The issue of high-quality assessments is of critical importance today and the use of assessments to inform and enhance student learning is certainly one of the primary uses; however, I disagree with many of their conclusions.
Performance assessments often provide students with an opportunity to engage in extended and complex problems and situations which can be more authentic than a typical objective test question. ACT has highlighted in our K–12 Policy Platform, assessment formats should vary according to the type of standards that need to be measured and the intended construct to be measured; typically, a balance of question types provide the basis for a comprehensive evaluation of student achievement.
In advocating for performance assessments, FairTest incorrectly claims that multiple-choice assessments are limited “to facts and procedures and thereby block avenues for deeper learning.” As ACT research shows in “Reviewing Your Options: The Case for Using Multiple-Choice Test Items,” multiple-choice items can test higher-order thinking skills—by requiring students to, for example, apply information they have learned from a given scenario to a new situation, or recognize a pattern and use it to solve a problem—and do so in an efficient and cost-effective manner.) Instead of being dogmatic to a particular assessment format, states and schools need to focus on what is being measured and try to balance innovation and sustainability.
The report also ignores some of the limitations of performance tasks:
they require significantly more time to complete, which reduces instructional time;
they sample relatively few skills, which means scores are based on only a very small subset of standards or content;
they are often highly expensive to create and score, which delays score reporting; and
they have lower reliability (and score precision) than multiple choice tests.
Related to FairTest’s Principles for Assessment, I disagree that assessments systems should be decentralized and primarily practitioner developed and controlled. To create a fair, valid, and reliable assessment is difficult and time-consuming work. Before a question is placed on the ACT and scored, a number of very extensive and detailed processes needs to occur, including multiple reviews by internal and external experts to ensure the item is measuring what it says it is measuring and not introducing irrelevant information that may make it more difficult for students to access.
For example, at ACT we try to reduce the language load on math items to ensure that they measure math and not a student’s reading ability. Other testing programs may include extensive reading passages and context in presenting a math item, but we need to ask ourselves: Does the heavy reading load disadvantage a student with limited English experience who otherwise is highly proficient in mathematics? The reviews also ensure that all test questions are culturally sensitive and that test forms as a whole include a balance in terms of culture, gender, and life experience.
Further, tests forms are created to match particular content and statistical specifications. This helps to ensure that the assessments are comparable across time. Doing so is necessary to better maintain longitudinal trends used to monitor achievement gaps or measure growth within a classroom, across districts, and/or across schools within a state.
Finally, FairTest includes among its principles that students should exercise significant control where appropriate, for example by deciding whether to include SAT or ACT scores in their college applications. As highlighted in recent ACT research, “More Information, More Informed Decisions,” more sources of student information—not fewer—are needed to better understand a student’s preparedness for college.

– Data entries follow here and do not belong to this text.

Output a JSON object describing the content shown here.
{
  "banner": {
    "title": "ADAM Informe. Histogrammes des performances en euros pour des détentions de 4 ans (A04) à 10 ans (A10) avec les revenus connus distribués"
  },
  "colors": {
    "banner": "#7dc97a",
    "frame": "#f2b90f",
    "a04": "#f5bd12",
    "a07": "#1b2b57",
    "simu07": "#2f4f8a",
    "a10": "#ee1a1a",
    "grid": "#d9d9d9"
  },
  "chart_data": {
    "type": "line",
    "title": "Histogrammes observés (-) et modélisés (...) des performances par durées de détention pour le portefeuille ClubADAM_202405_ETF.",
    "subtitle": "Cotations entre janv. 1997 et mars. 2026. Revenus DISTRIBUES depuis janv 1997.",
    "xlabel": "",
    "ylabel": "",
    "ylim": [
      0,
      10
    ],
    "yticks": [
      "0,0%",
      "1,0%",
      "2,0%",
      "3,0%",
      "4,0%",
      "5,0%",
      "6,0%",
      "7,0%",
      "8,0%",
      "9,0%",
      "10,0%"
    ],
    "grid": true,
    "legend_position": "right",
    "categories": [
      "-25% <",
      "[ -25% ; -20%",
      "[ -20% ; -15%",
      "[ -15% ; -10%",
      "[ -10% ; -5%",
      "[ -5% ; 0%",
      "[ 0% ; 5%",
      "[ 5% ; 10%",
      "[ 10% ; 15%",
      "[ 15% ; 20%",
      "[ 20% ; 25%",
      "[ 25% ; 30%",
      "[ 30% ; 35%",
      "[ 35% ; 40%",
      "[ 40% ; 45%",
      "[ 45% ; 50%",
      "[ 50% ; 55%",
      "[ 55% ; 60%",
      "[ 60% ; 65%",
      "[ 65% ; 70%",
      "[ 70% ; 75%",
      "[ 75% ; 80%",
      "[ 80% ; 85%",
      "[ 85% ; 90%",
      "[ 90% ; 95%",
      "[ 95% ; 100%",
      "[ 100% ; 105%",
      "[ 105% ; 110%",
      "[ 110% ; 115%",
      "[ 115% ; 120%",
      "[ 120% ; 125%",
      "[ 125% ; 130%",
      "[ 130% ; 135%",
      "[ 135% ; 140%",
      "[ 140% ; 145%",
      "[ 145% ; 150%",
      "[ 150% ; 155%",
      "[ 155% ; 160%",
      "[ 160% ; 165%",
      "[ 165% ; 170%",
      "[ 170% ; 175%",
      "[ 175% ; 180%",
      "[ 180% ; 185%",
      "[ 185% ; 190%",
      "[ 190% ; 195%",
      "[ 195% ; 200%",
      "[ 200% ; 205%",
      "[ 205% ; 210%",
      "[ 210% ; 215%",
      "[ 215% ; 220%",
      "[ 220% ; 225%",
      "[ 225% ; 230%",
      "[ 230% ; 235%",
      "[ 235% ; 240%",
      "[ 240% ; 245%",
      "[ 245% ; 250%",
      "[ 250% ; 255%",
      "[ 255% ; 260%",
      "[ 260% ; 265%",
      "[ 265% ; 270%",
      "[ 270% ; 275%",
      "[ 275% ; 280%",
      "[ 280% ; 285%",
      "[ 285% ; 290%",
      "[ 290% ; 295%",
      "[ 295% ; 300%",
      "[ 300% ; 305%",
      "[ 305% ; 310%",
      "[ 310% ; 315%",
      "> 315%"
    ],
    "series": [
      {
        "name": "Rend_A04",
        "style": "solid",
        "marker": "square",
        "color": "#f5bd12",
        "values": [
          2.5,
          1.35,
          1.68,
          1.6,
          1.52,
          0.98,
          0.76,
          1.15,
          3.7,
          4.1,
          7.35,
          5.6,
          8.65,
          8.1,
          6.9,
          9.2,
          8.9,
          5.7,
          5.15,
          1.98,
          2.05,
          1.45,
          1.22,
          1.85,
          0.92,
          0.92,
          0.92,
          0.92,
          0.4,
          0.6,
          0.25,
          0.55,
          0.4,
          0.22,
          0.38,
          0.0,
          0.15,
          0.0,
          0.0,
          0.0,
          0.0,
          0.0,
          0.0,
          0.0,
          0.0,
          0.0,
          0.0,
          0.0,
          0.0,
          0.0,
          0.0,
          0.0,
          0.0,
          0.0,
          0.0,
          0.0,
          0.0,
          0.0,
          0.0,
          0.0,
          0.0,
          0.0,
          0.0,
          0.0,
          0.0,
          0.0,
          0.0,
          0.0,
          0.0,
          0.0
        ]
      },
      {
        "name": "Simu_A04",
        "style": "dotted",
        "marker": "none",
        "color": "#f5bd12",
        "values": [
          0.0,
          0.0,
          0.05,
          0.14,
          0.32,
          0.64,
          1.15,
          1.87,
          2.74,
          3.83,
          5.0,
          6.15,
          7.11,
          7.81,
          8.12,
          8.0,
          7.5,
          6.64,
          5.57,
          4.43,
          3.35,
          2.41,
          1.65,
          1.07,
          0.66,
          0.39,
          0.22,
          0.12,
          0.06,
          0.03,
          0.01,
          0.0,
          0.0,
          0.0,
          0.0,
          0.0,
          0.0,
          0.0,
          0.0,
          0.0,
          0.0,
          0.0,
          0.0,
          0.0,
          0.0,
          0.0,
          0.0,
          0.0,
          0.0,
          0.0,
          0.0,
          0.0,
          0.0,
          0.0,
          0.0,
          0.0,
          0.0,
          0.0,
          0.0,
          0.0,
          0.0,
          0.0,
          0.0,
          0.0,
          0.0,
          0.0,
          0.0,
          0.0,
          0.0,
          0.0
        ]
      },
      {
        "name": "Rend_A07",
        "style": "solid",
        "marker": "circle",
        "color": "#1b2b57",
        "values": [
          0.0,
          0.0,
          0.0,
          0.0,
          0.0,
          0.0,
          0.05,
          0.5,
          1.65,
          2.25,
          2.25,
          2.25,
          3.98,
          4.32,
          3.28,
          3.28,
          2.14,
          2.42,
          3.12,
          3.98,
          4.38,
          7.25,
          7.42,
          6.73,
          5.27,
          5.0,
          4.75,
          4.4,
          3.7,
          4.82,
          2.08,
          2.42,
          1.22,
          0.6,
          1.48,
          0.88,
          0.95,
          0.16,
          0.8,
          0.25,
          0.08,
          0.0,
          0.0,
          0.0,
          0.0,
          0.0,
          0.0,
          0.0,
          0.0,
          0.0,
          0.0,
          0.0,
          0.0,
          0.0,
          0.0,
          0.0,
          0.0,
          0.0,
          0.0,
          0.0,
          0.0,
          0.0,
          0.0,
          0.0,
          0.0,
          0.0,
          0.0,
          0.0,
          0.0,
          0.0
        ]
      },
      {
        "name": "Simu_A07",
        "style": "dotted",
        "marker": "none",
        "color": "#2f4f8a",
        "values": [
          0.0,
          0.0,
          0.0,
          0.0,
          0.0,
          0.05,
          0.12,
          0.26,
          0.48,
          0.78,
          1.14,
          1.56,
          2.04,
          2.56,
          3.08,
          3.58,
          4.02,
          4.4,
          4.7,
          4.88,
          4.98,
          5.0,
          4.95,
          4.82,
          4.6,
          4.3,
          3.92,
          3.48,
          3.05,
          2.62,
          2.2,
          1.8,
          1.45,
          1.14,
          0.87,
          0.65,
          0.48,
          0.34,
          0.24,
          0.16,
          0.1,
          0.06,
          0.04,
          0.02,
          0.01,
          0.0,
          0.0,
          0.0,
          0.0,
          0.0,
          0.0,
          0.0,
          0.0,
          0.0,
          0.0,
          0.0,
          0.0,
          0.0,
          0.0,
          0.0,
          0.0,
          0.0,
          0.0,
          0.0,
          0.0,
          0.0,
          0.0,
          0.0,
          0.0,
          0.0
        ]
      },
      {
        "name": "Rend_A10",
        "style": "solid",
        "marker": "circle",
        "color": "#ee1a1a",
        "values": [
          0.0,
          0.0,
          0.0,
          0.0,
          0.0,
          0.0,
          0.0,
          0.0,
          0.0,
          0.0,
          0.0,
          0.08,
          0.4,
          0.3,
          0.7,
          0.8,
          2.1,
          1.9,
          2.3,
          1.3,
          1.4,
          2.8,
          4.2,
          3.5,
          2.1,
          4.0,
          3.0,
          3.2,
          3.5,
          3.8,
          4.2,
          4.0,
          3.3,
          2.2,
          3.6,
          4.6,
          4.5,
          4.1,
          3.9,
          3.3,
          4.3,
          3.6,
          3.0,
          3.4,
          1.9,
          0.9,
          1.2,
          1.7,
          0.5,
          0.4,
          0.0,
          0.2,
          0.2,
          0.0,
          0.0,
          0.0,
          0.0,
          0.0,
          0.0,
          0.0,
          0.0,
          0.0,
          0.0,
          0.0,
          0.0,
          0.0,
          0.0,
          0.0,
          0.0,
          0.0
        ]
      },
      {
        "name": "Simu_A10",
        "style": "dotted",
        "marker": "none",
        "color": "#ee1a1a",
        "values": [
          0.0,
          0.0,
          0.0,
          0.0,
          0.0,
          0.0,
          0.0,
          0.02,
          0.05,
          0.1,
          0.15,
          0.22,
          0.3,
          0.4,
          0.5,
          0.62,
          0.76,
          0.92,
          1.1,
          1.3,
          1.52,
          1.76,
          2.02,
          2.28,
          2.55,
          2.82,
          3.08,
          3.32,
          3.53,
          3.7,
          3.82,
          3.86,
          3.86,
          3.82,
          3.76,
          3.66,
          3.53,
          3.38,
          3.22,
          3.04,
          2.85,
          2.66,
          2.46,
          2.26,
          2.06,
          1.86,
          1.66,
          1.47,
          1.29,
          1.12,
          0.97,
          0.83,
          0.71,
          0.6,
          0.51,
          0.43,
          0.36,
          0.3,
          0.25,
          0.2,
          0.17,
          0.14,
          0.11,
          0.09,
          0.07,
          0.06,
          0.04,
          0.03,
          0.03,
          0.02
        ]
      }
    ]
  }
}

In ignoring the realities of cost—both in teacher time and financial–that states face in developing their assessment systems and the need for fairness, reliability, and validity in the construction and administration of tests, FairTest inflates some good ideas for innovative item formats into a “system” that many if not the majority of states will find difficult to construct or unworkable at scale.
ACT advocates for a holistic view of student learning using multiple sources of valid and reliable information. Performance assessments and teacher-created assessments can be one source of information, but for most states, relying on them exclusively is not feasible due to technical capacity and costs.